Même si une hausse vertigineuse était plus ou moins attendue, son ampleur
l'est moins au vu des projections faites officiellement. A ce propos, suite à
la flambée des prix des viandes ovines du début de l'année et qui ont atteint
des niveaux inégalés, le président du directoire de la SGP Proda avait prédit
une «accalmie» à partir de la fin du printemps dernier en se basant sur les
effets des différents allègements accordés aux professionnels du secteur. Le
même responsable avait révélé que durant l'Aïd El-Adha et la saison du Hadj
écoulés, 4,5 millions de têtes ont été abattues, soit 20% du cheptel national
et que par conséquent, le cycle biologique a été perturbé amenant les éleveurs
à faire des rétentions sur la vente, ceci encouragé par une meilleure pluviométrie
mettant à leur disposition des terrains de parcours. Mais force est de
constater que dans la réalité, ces projections se sont avérées fausses et que
les prix des viandes ovines n'ont pas changé d'un iota et pire encore, plus
l'Aïd approche, plus les prix connaissent une ascension fulgurante démontrant
ainsi que les pouvoirs publics n'arrivent toujours pas à maîtriser ce secteur
en dépit des mesures accordées aux éleveurs. Rencontré en dehors d'Oran, un
éleveur venu écouler une centaine de moutons et qui affirme être un éleveur et
non un maquignon ou un chevillard, estime que dans les conditions actuelles, un
retour vers des prix normaux demeure une utopie. Il considère qu'en raison du
rétrécissement des terrains de parcours en raison de la désertification de la
steppe, les éleveurs ne peuvent en aucune façon revoir à la baisse ces prix en
raison également des cours du maïs qui ont connu une hausse sur le marché
mondial. Et là, notre interlocuteur s'est montré direct dans ses propos en
faisant remarquer ironiquement : «Fini le temps où l'animal se nourrit sur les
terrains de parcours et même en raison des difficultés de déplacement, le
recours aux surfaces céréalières à travers la transhumance n'est plus une
solution avantageuse. De ce fait, seule une alimentation à partir d'aliments
nous permet de continuer tant bien que mal notre profession». Cette réflexion,
faite loin des cercles officiels, démontre une fois de plus que les constats
faits par les pouvoirs publics ne reflètent pas la réalité et le recours à des
mesures d'accompagnement et d'aide ne peut nullement être salutaire, même si
les statistiques sur le cheptel national démontrent qu'il est estimé à plus de
20 millions de têtes.

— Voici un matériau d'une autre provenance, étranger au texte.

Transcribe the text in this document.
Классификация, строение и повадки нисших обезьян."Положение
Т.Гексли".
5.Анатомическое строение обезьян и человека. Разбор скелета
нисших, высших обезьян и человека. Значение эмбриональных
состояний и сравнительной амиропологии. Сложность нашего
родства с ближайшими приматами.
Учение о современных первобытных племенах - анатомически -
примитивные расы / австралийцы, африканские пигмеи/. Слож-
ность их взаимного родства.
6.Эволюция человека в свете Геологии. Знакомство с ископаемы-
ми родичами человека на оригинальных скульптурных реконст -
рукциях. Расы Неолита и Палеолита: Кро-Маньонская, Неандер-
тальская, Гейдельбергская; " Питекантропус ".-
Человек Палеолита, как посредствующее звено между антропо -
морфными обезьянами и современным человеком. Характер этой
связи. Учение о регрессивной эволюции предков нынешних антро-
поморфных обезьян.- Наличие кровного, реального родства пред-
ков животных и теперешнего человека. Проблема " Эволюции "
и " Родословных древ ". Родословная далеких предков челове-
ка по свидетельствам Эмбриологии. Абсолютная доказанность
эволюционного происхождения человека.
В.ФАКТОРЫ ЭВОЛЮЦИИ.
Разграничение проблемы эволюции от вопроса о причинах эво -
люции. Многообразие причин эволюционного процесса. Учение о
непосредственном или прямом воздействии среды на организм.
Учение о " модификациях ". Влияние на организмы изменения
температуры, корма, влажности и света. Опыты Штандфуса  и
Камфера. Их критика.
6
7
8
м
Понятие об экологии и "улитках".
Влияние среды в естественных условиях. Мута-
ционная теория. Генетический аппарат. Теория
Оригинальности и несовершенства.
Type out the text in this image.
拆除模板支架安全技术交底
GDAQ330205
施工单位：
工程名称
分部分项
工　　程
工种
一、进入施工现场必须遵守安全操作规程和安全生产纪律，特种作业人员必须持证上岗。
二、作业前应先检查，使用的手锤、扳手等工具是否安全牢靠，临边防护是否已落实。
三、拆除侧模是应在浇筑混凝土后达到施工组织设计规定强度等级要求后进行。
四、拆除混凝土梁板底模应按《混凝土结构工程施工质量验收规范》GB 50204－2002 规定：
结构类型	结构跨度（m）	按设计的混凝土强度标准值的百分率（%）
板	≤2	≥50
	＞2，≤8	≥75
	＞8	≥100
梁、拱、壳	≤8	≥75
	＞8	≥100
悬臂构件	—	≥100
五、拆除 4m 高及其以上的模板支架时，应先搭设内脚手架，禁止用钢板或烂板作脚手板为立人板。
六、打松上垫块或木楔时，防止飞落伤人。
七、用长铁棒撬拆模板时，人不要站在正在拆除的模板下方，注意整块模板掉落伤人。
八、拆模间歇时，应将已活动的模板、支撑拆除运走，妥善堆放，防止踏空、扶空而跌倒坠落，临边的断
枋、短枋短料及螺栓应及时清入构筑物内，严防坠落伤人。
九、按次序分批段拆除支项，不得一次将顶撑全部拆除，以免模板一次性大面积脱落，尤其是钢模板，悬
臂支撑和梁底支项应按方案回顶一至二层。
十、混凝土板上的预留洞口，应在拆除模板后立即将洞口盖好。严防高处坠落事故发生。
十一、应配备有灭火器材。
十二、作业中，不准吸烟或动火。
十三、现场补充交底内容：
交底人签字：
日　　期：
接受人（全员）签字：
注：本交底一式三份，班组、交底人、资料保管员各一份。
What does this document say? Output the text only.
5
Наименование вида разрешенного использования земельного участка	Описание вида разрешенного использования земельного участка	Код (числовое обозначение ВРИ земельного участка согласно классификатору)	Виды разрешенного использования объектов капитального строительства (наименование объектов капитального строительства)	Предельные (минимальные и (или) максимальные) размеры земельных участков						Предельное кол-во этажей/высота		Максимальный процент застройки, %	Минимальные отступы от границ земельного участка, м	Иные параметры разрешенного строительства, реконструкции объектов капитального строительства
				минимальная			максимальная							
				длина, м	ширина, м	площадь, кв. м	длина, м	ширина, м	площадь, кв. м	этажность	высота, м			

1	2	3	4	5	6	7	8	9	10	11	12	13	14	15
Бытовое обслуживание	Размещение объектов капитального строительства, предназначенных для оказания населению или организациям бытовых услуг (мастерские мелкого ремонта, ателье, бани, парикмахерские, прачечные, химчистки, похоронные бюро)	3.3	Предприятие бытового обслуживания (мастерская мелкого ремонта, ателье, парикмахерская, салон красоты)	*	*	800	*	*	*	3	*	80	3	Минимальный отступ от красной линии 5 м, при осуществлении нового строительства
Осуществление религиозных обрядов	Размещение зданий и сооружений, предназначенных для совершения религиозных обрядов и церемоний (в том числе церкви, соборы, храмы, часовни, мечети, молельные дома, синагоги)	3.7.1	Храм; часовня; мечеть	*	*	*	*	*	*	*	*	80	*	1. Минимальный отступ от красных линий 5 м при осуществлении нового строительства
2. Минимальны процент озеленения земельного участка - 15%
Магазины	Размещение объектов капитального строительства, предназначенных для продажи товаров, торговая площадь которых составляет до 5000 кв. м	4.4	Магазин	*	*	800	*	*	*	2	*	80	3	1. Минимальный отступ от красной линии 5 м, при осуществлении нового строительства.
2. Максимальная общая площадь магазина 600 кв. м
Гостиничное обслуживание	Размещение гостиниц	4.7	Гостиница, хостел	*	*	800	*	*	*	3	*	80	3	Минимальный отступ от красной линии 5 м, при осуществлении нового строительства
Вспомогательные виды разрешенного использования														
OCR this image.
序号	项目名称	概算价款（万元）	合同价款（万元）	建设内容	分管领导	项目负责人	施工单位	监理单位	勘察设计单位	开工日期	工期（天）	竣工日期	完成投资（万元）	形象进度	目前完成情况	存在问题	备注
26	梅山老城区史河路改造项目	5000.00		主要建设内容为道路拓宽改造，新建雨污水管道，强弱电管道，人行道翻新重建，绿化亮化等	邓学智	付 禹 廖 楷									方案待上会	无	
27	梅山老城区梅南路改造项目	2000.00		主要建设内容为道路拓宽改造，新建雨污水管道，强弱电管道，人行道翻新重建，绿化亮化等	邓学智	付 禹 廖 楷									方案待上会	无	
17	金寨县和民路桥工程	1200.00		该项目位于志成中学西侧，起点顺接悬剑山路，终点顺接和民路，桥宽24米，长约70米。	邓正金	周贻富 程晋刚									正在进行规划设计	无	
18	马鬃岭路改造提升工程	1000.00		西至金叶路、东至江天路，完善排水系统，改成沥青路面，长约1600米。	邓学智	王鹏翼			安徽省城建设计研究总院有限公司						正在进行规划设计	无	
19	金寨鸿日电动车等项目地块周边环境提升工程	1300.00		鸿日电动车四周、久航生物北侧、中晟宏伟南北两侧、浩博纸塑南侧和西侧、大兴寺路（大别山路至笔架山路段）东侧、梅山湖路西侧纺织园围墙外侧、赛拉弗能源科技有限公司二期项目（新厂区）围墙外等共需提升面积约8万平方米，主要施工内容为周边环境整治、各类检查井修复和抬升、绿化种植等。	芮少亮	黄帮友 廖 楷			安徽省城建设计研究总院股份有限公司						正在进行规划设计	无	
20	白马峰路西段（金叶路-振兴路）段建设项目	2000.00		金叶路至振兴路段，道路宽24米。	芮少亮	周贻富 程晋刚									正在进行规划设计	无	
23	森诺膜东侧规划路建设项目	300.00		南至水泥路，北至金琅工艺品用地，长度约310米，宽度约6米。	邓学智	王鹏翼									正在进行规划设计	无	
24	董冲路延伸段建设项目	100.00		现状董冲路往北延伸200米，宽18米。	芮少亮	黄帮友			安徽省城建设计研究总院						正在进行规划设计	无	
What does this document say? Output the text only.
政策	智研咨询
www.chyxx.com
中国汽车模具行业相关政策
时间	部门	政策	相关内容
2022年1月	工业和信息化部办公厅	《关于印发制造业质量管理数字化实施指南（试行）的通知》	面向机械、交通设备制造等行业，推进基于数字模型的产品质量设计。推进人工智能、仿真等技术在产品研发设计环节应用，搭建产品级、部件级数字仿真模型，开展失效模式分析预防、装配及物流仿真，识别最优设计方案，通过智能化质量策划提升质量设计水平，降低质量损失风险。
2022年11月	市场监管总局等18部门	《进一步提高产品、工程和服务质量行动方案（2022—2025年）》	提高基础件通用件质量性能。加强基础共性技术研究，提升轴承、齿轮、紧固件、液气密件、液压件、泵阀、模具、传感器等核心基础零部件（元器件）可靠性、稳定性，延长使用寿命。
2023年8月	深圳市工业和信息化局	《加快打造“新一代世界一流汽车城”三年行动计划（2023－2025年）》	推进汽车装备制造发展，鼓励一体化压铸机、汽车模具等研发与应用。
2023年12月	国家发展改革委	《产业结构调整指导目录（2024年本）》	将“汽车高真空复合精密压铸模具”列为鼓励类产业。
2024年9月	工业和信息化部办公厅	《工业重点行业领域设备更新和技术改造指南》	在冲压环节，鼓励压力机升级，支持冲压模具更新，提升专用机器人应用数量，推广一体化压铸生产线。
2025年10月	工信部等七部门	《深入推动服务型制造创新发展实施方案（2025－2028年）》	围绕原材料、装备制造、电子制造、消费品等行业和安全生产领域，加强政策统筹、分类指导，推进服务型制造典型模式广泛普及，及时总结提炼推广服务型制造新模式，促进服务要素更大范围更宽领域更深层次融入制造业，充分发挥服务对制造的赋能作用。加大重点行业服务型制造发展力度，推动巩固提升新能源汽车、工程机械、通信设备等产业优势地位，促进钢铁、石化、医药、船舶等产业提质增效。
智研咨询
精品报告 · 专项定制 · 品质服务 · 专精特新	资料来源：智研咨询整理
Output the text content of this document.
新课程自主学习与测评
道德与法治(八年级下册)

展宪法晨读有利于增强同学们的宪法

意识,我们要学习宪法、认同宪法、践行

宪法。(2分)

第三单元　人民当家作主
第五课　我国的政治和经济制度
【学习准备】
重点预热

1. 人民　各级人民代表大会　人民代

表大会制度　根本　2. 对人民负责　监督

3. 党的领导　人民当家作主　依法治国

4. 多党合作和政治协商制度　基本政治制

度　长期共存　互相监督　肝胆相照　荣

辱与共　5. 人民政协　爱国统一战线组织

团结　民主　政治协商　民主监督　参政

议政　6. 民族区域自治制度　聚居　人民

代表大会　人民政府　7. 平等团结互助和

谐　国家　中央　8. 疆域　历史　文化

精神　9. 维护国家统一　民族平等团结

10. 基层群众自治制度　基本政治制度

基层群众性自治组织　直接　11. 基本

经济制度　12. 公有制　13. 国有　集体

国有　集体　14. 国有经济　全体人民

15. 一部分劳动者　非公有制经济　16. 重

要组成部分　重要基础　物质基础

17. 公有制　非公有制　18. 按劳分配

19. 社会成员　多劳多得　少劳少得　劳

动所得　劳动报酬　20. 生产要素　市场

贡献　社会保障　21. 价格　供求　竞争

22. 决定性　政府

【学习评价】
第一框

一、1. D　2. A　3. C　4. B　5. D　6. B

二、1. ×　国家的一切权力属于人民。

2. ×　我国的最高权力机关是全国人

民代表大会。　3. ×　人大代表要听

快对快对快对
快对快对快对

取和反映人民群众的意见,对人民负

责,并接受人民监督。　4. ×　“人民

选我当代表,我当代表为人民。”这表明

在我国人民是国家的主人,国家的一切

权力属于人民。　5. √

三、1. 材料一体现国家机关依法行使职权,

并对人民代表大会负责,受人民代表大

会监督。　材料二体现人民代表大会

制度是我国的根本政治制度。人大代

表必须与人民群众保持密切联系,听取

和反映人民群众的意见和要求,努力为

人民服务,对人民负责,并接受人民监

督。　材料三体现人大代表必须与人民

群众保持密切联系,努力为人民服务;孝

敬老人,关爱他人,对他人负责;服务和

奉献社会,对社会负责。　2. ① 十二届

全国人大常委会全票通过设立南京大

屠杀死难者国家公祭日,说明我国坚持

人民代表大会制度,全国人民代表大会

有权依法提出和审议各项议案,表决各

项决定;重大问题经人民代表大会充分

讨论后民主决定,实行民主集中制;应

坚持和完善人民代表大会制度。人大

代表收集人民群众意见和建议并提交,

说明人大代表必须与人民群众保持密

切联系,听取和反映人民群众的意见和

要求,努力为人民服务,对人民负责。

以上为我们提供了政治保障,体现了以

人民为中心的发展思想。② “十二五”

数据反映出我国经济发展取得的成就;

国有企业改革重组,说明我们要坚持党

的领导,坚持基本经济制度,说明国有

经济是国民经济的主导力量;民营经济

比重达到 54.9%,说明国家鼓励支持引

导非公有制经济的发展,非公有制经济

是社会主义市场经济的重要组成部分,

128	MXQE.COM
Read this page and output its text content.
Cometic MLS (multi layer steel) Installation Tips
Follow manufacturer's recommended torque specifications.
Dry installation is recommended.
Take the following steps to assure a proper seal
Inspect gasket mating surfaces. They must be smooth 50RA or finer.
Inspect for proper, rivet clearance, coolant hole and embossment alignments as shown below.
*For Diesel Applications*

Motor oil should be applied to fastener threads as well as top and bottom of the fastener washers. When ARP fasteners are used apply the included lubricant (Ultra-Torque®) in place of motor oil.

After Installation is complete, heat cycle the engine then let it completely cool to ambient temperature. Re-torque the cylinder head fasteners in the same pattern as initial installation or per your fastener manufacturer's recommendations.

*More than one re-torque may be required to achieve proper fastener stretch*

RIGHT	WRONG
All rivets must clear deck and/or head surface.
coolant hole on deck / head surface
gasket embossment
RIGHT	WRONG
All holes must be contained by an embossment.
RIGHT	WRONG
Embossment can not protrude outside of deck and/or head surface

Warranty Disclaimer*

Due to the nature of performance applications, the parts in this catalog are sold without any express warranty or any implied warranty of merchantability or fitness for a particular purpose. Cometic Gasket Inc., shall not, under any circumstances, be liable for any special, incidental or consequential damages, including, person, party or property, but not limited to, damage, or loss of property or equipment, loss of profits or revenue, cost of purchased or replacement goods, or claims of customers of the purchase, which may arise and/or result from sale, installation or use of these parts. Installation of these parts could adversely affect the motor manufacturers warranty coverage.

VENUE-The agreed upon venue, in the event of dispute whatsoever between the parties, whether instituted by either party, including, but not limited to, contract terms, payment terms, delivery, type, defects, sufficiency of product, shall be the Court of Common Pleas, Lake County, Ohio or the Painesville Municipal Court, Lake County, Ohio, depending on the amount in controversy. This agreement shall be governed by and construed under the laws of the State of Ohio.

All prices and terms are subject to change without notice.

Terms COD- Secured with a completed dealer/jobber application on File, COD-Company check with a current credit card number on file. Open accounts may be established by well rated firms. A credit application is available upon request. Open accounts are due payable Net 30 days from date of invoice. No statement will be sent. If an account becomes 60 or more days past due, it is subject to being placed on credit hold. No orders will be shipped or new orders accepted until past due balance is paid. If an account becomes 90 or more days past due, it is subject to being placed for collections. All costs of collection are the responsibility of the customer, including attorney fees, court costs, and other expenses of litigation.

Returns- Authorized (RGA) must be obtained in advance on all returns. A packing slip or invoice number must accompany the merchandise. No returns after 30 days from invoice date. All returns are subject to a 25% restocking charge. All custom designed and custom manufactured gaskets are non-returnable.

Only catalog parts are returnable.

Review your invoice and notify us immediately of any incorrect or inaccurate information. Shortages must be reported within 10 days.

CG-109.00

En revanche, ce qui paraît une évolution numérique
engendre un manque à gagner en matière de pâturage, car les zones pastorales ne
pouvaient satisfaire que le quart des troupeaux et cela dès 1985. Alors, que
dirait-on maintenant ? fera remarquer notre éleveur. Cette situation de plus en
plus contraignante a amené les éleveurs à cantonner leurs troupeaux dans des
enclos avec une alimentation loin d'être naturelle, d'où le goût de la viande
en raison de son engraissement. A rappeler que la hausse fulgurante du maïs est
due principalement à sa forte demande exprimée pour la fabrication de
biocarburants. Les chiffres qui nous sont révélés par notre interlocuteur sont
éloquents : 5.700 DA le prix du quintal d'aliment contre 4.000 DA une année
auparavant. Du coup, les éleveurs, afin de se maintenir, estiment qu'ils sont
dans l'obligation de faire des rétentions et ne mettre sur le marché qu'une
partie de leurs troupeaux et selon certaines sources, alors que les besoins du
sacrifice est du Hadj sont évalués à 4 millions de têtes, seules 3,5 millions
seront mises sur le marché. Contrairement à cette thèse, au département
ministériel de Rachid Benaïssa, on est plus optimiste pour affirmer que «la
production nationale répond largement à la demande». Ceci étant, les prix
actuels, plus ou moins négociables jusqu'à 2.000 DA, sont appelés à connaître
une hausse au fur et à mesure que le jour J approche, et ceux qui préfèrent
temporiser en quête de la bonne affaire risquent de ne pas offrir à leur
famille le mouton du sacrifice tant attendu, comme cela a été le cas il y a
trois ans. Ainsi, notre éleveur prédit qu'une bête de 20 kilos de chair,
proposée actuellement à 25.000 DA, atteindra facilement une semaine avant l'Aïd
30.000, un prix qui sera de moins en moins négociable. Devant de telles
explications, un client dira : «Un mouton à deux fois le SNMG, c'est impensable
et perd de sa dimension de sacrifice».